Jean-Richard Freymann Amour et Transfert

Amour de transfert et amour du transfert érès, Arcanes, coll. Hypothèses, 2020

Jean-Jacques Chapoutot

Psychanalyste, Espace analytique et Association Psychanalyse et Médecine.

 

Comment amour et transfert se conjuguent-ils ? Comment les définir ? Comment opèrent-ils ? Sous quelles formes?
La question de l’articulation entre Amour et Transfert est une des plus difficiles de la psychanalyse, tant dans sa théorie que dans sa pratique. Le livre de Jean-Richard Freymann est le produit d’une recherche vivante qui déplie cette question au plus près de l’expérience analytique telle que Freud l’a initiée, c’est-à-dire à remanier sans cesse sans jamais rien abandonner.
Ce troisième volet d’un triptyque consacré à la clinique, après L’inconscient pour quoi faire ? (2018) et Les mécanismes psychiques de l’inconscient (2019) dans la même collection, se lit comme on participe à un séminaire, de séance en séance, de question en question, de surprise en surprise. C’est que l’auteur allie avec bonheur le plaisir de la recherche, le souci de la pédagogie, la richesse des ouvertures.
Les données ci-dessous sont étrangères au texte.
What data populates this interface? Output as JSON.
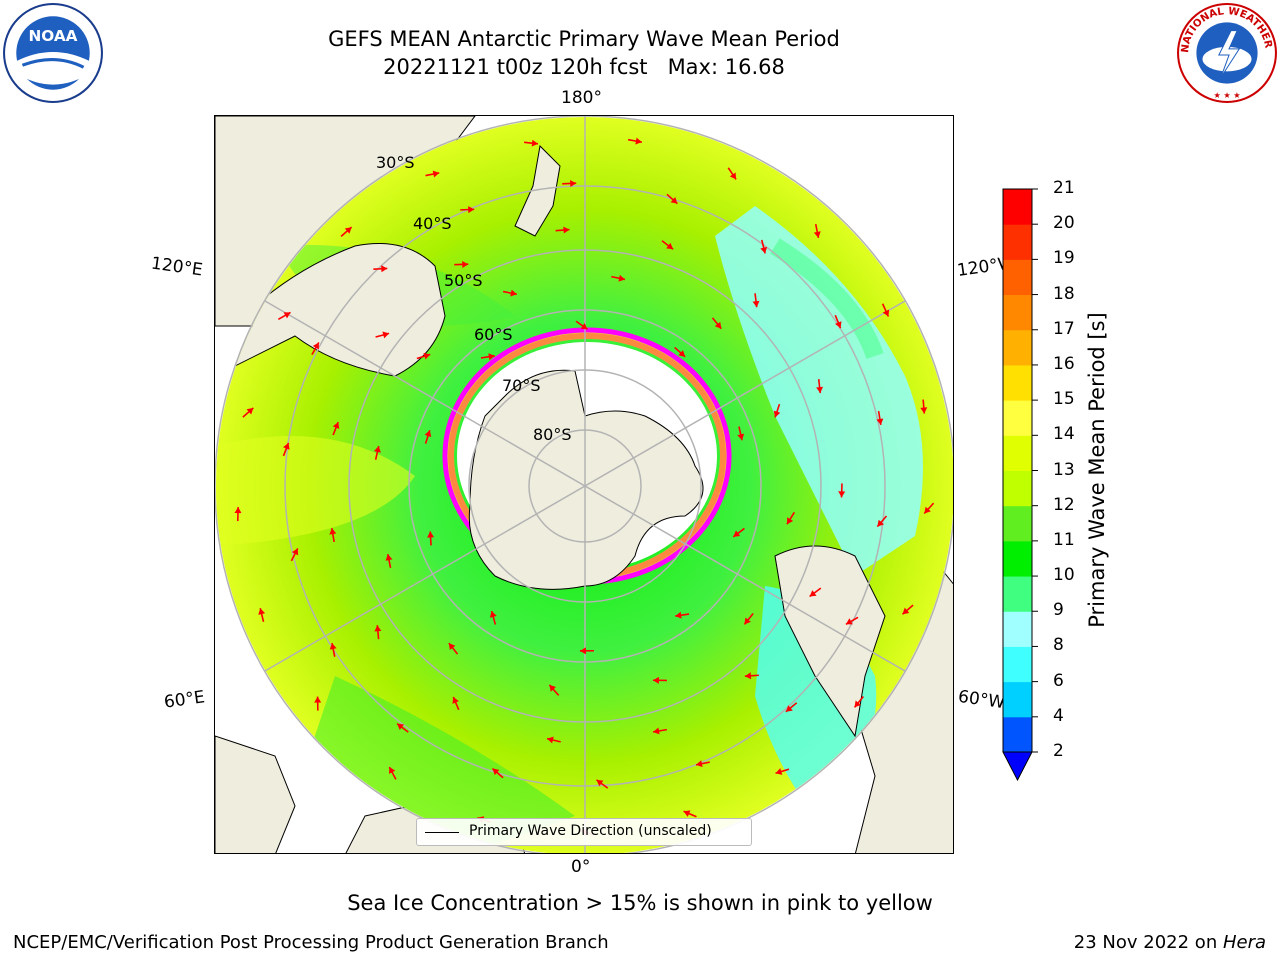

A chaque page des questions sont proposées et discutées, certaines trouvent des réponses, d’autres restent ouvertes, la pensée rebondit sans arrêt et met le lecteur au travail.
C’est que, comme le dit Marcel Ritter en fin de sa préface, « la question du transfert en psychanalyse est une question complexe qui exige de celui qui veut l’aborder un retour sur la plupart des données du champ de la théorie psychanalytique ». Jean-Richard Freymann nous emmène ainsi comme dans une visite guidée des énoncés essentiels de Freud, des apports ultérieurs de Lacan, de sa propre démarche analytique, parcours qui commence par poser quelques jalons sur l’amour et sur le transfert à partir de la séduction, des transferts de Freud, de l’approche lacanienne de l’amour, pour poser la question « qu’est-ce que l’amour de transfert ? ».
Quelques points de repère : le caractère fondamental de la bisexualité psychique, la dissymétrie dans l’amour, l’origine de la notion du transfert dans la question du rêve (avec le rêve de l’injection faite à Irma tel qu’analysé par Freud et interprété par Lacan) qui permet de penser l’articulation entre le transfert et le désir de l’analyste (référence à Moustapha Safouan), la naissance du sujet-supposé-savoir, la dimension temporelle de l’amour et celle du transfert dans la cure et la question de la sublimation, le narcissisme primaire et secondaire  et l’amour transnarcissique (Lucien Israël), l’hystérie, les modèles monstrueux de l’amour maternel….
Freud et Lacan ne sont pas les seuls convoqués à participer à cette conversation. Pierre de Marboeuf, Victor Hugo, Louis Aragon, Raymond Devos, William Shakespeare, Philip Roth sont appelés à éclairer cette recherche en y projetant une luminosité particulière. Une part est faite au travail de Nicolle Kress-Rosen, sur la séparation entre désir et tendresse, et à celui, bien sûr, de Lucien Israël, avec la question de l’hystérie.
Ce qui m’a peut-être le plus frappé, et qui m’a enchanté, c’est la très grande légèreté de ce texte, pour un sujet pourtant si difficile. Jean-Richard Freymann parle d’amour et de transfert avec amour et, manifestement, dans le prolongement de son transfert à Lucien Israël, son analyste qui lui a confié la poursuite de son œuvre et avec le souvenir de qui il continue de travailler, parmi quelques autres comme François Perrier. C’est dans ce mouvement d’une recherche qui ne cesse de se faire qu’une transmission, vers les plus jeunes, se donne à lire : celle de l’amour de la psychanalyse.